IRGC’s cooperative is in the form of a foundation that controls automobile factories, construction firms and other assets. The IRGC has its own domestic enforcer, the Bassij, which also controls a large business and land portfolio.

“The implications of this stunning power grab are better grasped in light of the fact that these institutions exercise virtually absolute control of all decision-making processes, legislative mechanisms, intelligence gathering and access to significant budgetary commitments,” the dissidents write.

“Foreign investors cannot in practical terms avoid entanglement by affiliation in the Iranian regime’s behavior, including its support for terrorism, continued aggressive policies towards regional countries, manufacture and testing of ballistic missiles, and systematic egregious human rights violations inside Iran,” the e-book argues.

In reality, it says, “the back-breaking control of the regime over the entire economic system and the astonishing growth of extremely disruptive and obstructive rules and regulations severely limit freedom of action, leaving little or no room for genuine free-market competition in Iran.”

Dissidents say the Joint Comprehensive Plan of Action has further emboldened Iran, as opposed to moderating its expansion-minded leaders. Crackdowns and hangings of opposition figures have increased.

Iran’s adventures abroad have expanded. The regime has built an army of 100,000 Shiite militiamen to fight the Islamic State but also can be called upon to keep the Iraqi government in line with Tehran’s priorities. The MEK blames the Quds force for many of the atrocities in and around the Syrian city of Aleppo, which now lies in rubble.

All the while, Iran has remained in perpetual recession, with double-digit inflation and unemployment. The World Bank says its poverty rate is 9 percent based on a poverty line of $5.50 a day. The U.S. poverty rate is $24,250 for a family of four.

The World Bank is predicting 4 percent economic growth this year as a result of new foreign investment.

The e-book says the West is falling for Iran’s argument that sanctions stifled its state-directed economy.

“International sanctions were never the cause of Iran’s economic ills, which is why their lifting has not provided the cure,” it says. “There are systemic, entrenched forces at play that have to do with the nature and sociopolitical roots of the political system in power today.”

Where is Ayatollah Khamenei spending his newfound wealth?

A priority is ballistic missiles, some of which are capable of carrying nuclear warheads. The book estimates that Iran has spent $11 billion alone on ICBMs from rogue state North Korea, based on a 2009 agreement.

Military spending has gone from $3 billion annually in 2008 to $13 billion in 2015. Tehran spends another $3.4 billion annually on internal security and $1.4 billion annually on the “export of fundamentalism.”

It all adds up, the dissidents say, to “an economy allocated to terrorism, suppression and warmongering.”

The group’s estimate for the billions of dollars spent in Syria comes from analyzing the salaries of the thousands of fighters Iran pays and the cost of operations. There is no official government budget number.

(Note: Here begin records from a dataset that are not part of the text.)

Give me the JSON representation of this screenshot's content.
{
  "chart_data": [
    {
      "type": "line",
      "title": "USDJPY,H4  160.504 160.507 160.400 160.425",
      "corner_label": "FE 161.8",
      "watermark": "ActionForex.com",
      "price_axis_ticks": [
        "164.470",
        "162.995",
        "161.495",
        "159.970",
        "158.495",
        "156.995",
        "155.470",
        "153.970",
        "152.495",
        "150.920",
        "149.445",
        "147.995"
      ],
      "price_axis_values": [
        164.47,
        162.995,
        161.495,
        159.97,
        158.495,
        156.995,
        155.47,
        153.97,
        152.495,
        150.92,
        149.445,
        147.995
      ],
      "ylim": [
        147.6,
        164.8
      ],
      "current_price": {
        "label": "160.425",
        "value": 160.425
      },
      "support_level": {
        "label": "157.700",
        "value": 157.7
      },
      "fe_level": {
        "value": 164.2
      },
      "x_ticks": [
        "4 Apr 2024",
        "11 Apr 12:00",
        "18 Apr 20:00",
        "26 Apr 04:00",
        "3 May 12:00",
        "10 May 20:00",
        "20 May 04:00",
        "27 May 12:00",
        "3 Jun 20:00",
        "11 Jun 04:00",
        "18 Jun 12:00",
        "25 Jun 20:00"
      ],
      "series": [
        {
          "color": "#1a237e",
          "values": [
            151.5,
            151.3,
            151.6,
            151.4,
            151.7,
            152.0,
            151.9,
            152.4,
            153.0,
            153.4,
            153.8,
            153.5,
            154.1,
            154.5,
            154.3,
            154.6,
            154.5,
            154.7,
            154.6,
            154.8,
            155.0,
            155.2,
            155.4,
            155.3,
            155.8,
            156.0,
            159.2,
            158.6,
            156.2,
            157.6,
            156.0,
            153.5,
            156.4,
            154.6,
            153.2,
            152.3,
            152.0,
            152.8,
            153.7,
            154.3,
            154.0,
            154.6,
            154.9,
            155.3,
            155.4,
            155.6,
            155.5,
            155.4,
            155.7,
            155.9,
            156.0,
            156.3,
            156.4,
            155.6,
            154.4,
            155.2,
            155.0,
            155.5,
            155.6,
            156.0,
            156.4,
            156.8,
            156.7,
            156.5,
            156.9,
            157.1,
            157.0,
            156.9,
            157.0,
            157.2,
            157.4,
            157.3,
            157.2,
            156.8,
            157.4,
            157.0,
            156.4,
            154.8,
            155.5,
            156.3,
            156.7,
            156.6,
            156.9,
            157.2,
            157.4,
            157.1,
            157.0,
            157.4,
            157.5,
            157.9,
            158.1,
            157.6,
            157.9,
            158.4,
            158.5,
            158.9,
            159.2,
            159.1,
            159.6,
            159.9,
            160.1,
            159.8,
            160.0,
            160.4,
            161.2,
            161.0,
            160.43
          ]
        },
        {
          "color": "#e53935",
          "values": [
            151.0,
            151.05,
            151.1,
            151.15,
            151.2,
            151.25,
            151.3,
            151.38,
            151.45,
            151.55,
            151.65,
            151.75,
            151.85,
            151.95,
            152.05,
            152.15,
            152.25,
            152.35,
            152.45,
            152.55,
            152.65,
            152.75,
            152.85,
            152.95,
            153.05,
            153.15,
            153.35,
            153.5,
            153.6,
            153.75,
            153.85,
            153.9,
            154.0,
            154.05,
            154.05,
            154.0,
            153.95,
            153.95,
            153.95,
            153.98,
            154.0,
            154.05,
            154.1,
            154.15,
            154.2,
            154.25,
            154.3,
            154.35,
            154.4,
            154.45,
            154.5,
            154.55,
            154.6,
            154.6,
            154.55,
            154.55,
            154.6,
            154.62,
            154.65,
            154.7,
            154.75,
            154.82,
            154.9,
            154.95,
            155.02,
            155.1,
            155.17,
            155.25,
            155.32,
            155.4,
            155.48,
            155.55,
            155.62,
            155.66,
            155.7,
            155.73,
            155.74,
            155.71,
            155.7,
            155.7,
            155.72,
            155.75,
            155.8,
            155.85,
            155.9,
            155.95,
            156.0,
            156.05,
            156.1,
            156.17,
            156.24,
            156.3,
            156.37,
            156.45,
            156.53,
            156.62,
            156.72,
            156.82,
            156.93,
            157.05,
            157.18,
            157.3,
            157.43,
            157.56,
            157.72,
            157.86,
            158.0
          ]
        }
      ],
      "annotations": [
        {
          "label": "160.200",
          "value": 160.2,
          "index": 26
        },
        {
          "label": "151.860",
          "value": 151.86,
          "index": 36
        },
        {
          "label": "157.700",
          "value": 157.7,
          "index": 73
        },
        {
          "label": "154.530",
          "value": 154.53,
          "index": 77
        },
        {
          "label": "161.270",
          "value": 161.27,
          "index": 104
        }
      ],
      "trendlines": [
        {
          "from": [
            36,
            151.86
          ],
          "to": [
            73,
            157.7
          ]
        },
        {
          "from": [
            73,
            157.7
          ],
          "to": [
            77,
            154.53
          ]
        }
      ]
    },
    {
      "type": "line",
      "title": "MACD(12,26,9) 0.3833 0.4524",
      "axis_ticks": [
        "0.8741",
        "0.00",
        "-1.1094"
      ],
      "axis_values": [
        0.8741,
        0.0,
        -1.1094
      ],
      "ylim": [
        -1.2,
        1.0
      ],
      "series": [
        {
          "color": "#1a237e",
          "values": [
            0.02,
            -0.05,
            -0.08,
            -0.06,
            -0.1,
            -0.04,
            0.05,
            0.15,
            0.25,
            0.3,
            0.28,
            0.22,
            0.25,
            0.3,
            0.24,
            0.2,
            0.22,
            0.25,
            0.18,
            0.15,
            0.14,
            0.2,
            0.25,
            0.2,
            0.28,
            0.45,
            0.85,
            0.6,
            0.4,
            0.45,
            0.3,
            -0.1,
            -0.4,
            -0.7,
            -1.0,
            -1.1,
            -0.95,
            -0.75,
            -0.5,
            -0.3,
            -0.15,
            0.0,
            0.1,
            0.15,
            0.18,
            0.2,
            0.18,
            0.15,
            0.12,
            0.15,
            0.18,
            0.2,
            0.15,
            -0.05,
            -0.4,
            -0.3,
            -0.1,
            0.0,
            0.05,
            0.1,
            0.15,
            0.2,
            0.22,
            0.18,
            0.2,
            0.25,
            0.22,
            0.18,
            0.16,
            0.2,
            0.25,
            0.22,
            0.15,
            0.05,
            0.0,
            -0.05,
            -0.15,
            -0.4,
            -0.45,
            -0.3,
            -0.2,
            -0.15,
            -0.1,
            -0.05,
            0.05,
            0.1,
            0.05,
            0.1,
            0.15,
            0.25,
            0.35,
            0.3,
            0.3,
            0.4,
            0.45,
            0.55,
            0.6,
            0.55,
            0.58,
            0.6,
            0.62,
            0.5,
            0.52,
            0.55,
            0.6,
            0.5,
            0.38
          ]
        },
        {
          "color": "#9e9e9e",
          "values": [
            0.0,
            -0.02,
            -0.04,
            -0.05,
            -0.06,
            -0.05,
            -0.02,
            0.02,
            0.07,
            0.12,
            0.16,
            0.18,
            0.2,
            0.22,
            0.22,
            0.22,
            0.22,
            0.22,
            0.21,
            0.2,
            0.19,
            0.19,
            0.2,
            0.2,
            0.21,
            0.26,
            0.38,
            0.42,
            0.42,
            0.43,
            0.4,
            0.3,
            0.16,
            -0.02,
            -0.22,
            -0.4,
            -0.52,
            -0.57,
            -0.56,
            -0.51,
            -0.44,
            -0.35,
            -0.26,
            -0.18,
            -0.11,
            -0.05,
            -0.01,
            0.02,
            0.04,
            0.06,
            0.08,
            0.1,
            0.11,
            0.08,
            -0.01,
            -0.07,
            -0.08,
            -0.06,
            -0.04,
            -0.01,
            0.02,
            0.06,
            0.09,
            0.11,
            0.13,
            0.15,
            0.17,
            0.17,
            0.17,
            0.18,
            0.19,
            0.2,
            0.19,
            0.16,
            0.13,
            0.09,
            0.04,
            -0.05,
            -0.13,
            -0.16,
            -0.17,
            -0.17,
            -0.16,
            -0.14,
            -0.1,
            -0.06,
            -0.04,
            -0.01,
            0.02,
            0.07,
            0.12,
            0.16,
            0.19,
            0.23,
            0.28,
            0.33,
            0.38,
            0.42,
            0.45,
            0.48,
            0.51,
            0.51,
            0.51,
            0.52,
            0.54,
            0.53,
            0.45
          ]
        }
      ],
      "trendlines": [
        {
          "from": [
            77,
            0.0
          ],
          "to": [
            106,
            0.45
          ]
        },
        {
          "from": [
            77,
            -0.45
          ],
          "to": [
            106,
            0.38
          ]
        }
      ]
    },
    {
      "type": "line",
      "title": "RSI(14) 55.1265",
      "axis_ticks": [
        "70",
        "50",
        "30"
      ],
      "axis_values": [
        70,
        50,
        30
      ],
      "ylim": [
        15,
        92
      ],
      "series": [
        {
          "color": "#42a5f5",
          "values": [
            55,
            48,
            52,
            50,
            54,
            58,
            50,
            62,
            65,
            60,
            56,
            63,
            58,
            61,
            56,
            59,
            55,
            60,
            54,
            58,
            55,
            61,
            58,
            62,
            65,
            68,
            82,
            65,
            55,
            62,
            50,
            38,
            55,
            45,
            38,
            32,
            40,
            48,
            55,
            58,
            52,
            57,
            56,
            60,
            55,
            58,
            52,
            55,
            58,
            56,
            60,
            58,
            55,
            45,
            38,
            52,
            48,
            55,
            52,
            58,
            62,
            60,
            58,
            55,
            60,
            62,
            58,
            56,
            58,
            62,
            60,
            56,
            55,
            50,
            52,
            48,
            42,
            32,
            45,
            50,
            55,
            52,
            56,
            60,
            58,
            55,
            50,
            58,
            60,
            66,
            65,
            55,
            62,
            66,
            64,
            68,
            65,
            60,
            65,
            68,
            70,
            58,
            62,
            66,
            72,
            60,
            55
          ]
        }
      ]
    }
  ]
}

The security spending has increased from a 17 percent share of the annual budget to 30 percent, squeezing out public welfare and infrastructure.

“This rising trend is further proof of the hypothesis presented in this book that the overhaul of the Iranian economy is geared towards ensuring the survival of the velayat-e faqih system.”

“Velayat-e faqih” is the Persian name for the Islamic government and its justification for economic control, as expounded by the Islamic Revolution’s first leader, Ayatollah Ruhollah Khomeini, who seized power in 1979. Ayatollah Khamenei said recently that the revolution continues.

The environment has not been spared. The regime’s penchant for building dams and redirecting rivers has destroyed water resources such as Lake Urmia, which today is a dry bed of salt.

These water resources are often redirected to succor Iran’s top priority: nuclear power and weapons development.

“It results from a willful calculation to ensure the survival of a regime that has brought about the collapse of the country’s natural resources,” the book says.